Crypto market observers have identified a few key advantages of this new player, which all seem positive from an adoption point of view.
The first is the obvious nod toward institutional investment. Bakkt has that covered with its initial slate of venture capital firms. If these firms are willing to stick their necks into the crypto arena, so the thinking goes, it’s just a hop-skip-jump for even larger firms to come onboard. This is particularly likely if Bakkt plays by the regulatory rules and secures approval for its operations moving forward.
Oddly, this argument also works in reverse. If big-ticket investors are fine with Bakkt’s operations, then it follows that small-time investors should come on-board, as well. It’s a known fact in the financial world that little money follows big money, the way little fish trail bigger fish to feed on scraps. If a large venture capital firm is confident in Bakkt, the firms that look to it for guidance will follow suit. This has the potential to bring in a slew of capital from previously untouched resources — credit unions, retirement accounts, and 401(k)s. By nature, these types of holdings need to be conservative. They exist, after all, to help investors prepare for the future. Without significant institutional backers, the crypto market has been famously volatile. In kind of a vicious circle, that lack of institutional money due to volatility has prevented an injection of capital which could keep volatility to a minimum. It’s obvious, then, that Bakkt’s entry into the market can only calm the fears of naturally conservative investment vehicles.
This works on a tech angle, as well. Bill Gates, founder of Microsoft, has been famously hard on cryptocurrency, going so far as to say that it’s killed people in a “fairly direct way.”
And yet Bakkt is built upon Microsoft’s cloud services platform Azure, which implies at least a little tacit endorsement of cryptocurrency as a legitimate entity by the tech giant.
Since Microsoft enjoys a hefty majority share of the personal computing and general software markets, it’s likely that smaller developers will follow in its wake as far as integrating Bakkt’s offering into their own products. Few companies set out to build applications or platforms based on unproven or little-adopted technology. With Microsoft at the forefront, it’s virtually guaranteed that developers will fall in line.
Will it Bring Mainstream Acceptance?
Finally, there’s the real holy grail — Mainstream acceptance. This is often the hardest thing to get. Large financial institutions and technology companies alike burned a lot of their public clout in the years since the Great Recession of 2008. Large banks caused many folks to lose their homes via complicated and opaque financial movements, and technology companies wantonly sold private data for a profit while neglecting to keep their own systems secure.

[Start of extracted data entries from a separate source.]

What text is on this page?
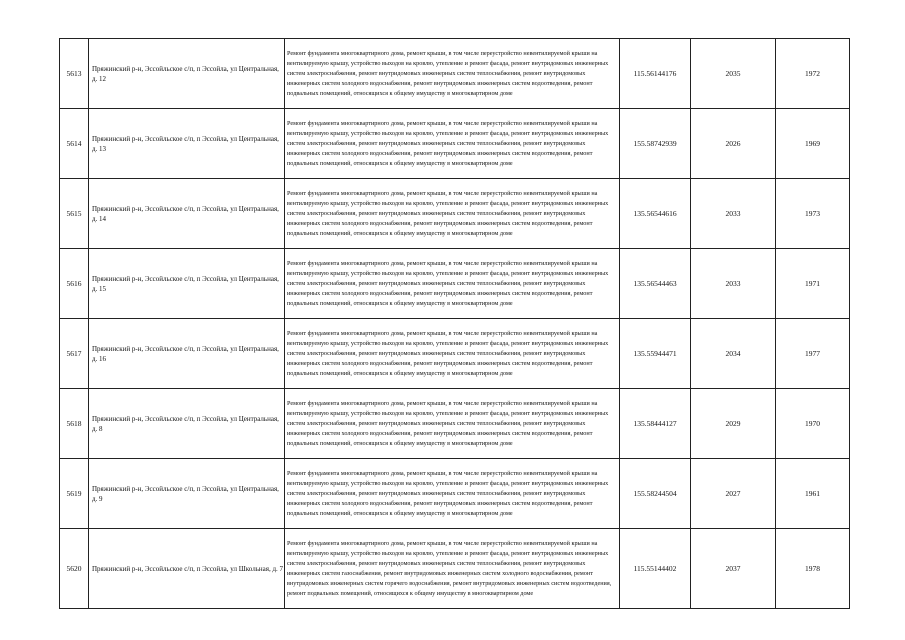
5613	Пряжинский р-н, Эссойльское с/п, п Эссойла, ул Центральная, д. 12	Ремонт фундамента многоквартирного дома, ремонт крыши, в том числе переустройство невентилируемой крыши на вентилируемую крышу, устройство выходов на кровлю, утепление и ремонт фасада, ремонт внутридомовых инженерных систем электроснабжения, ремонт внутридомовых инженерных систем теплоснабжения, ремонт внутридомовых инженерных систем холодного водоснабжения, ремонт внутридомовых инженерных систем водоотведения, ремонт подвальных помещений, относящихся к общему имуществу в многоквартирном доме	115.56144176	2035	1972
5614	Пряжинский р-н, Эссойльское с/п, п Эссойла, ул Центральная, д. 13	Ремонт фундамента многоквартирного дома, ремонт крыши, в том числе переустройство невентилируемой крыши на вентилируемую крышу, устройство выходов на кровлю, утепление и ремонт фасада, ремонт внутридомовых инженерных систем электроснабжения, ремонт внутридомовых инженерных систем теплоснабжения, ремонт внутридомовых инженерных систем холодного водоснабжения, ремонт внутридомовых инженерных систем водоотведения, ремонт подвальных помещений, относящихся к общему имуществу в многоквартирном доме	155.58742939	2026	1969
5615	Пряжинский р-н, Эссойльское с/п, п Эссойла, ул Центральная, д. 14	Ремонт фундамента многоквартирного дома, ремонт крыши, в том числе переустройство невентилируемой крыши на вентилируемую крышу, устройство выходов на кровлю, утепление и ремонт фасада, ремонт внутридомовых инженерных систем электроснабжения, ремонт внутридомовых инженерных систем теплоснабжения, ремонт внутридомовых инженерных систем холодного водоснабжения, ремонт внутридомовых инженерных систем водоотведения, ремонт подвальных помещений, относящихся к общему имуществу в многоквартирном доме	135.56544616	2033	1973
5616	Пряжинский р-н, Эссойльское с/п, п Эссойла, ул Центральная, д. 15	Ремонт фундамента многоквартирного дома, ремонт крыши, в том числе переустройство невентилируемой крыши на вентилируемую крышу, устройство выходов на кровлю, утепление и ремонт фасада, ремонт внутридомовых инженерных систем электроснабжения, ремонт внутридомовых инженерных систем теплоснабжения, ремонт внутридомовых инженерных систем холодного водоснабжения, ремонт внутридомовых инженерных систем водоотведения, ремонт подвальных помещений, относящихся к общему имуществу в многоквартирном доме	135.56544463	2033	1971
5617	Пряжинский р-н, Эссойльское с/п, п Эссойла, ул Центральная, д. 16	Ремонт фундамента многоквартирного дома, ремонт крыши, в том числе переустройство невентилируемой крыши на вентилируемую крышу, устройство выходов на кровлю, утепление и ремонт фасада, ремонт внутридомовых инженерных систем электроснабжения, ремонт внутридомовых инженерных систем теплоснабжения, ремонт внутридомовых инженерных систем холодного водоснабжения, ремонт внутридомовых инженерных систем водоотведения, ремонт подвальных помещений, относящихся к общему имуществу в многоквартирном доме	135.55944471	2034	1977
5618	Пряжинский р-н, Эссойльское с/п, п Эссойла, ул Центральная, д. 8	Ремонт фундамента многоквартирного дома, ремонт крыши, в том числе переустройство невентилируемой крыши на вентилируемую крышу, устройство выходов на кровлю, утепление и ремонт фасада, ремонт внутридомовых инженерных систем электроснабжения, ремонт внутридомовых инженерных систем теплоснабжения, ремонт внутридомовых инженерных систем холодного водоснабжения, ремонт внутридомовых инженерных систем водоотведения, ремонт подвальных помещений, относящихся к общему имуществу в многоквартирном доме	135.58444127	2029	1970
5619	Пряжинский р-н, Эссойльское с/п, п Эссойла, ул Центральная, д. 9	Ремонт фундамента многоквартирного дома, ремонт крыши, в том числе переустройство невентилируемой крыши на вентилируемую крышу, устройство выходов на кровлю, утепление и ремонт фасада, ремонт внутридомовых инженерных систем электроснабжения, ремонт внутридомовых инженерных систем теплоснабжения, ремонт внутридомовых инженерных систем холодного водоснабжения, ремонт внутридомовых инженерных систем водоотведения, ремонт подвальных помещений, относящихся к общему имуществу в многоквартирном доме	155.58244504	2027	1961
5620	Пряжинский р-н, Эссойльское с/п, п Эссойла, ул Школьная, д. 7	Ремонт фундамента многоквартирного дома, ремонт крыши, в том числе переустройство невентилируемой крыши на вентилируемую крышу, устройство выходов на кровлю, утепление и ремонт фасада, ремонт внутридомовых инженерных систем электроснабжения, ремонт внутридомовых инженерных систем теплоснабжения, ремонт внутридомовых инженерных систем газоснабжения, ремонт внутридомовых инженерных систем холодного водоснабжения, ремонт внутридомовых инженерных систем горячего водоснабжения, ремонт внутридомовых инженерных систем водоотведения, ремонт подвальных помещений, относящихся к общему имуществу в многоквартирном доме	115.55144402	2037	1978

In fact, these twin failings are part of the reason cryptocurrency came to the fore when it did.
That said, the retail investor still has most of its money and its tech tied up in these folks, and with that comes a certain level of forced trust. The average person has to believe that Microsoft and their local branch of a major bank have most of their interests at heart. If nothing else, the average person knows they have far more experience in the field.
This, then, marries two Mainstream concerns for an overall win. Crypto seems more democratic, but it’s untested. Big business seems more knowledgeable, but the trust component has been damaged.
By opening themselves up to the crypto market, these large entities are simultaneously giving credibility to cryptocurrency and choice to consumers. This may be the thing that really pushes cryptocurrency out of its current financial backwater and into everyday dealings.
After all, what could be more everyday than grabbing a morning coffee at Starbucks?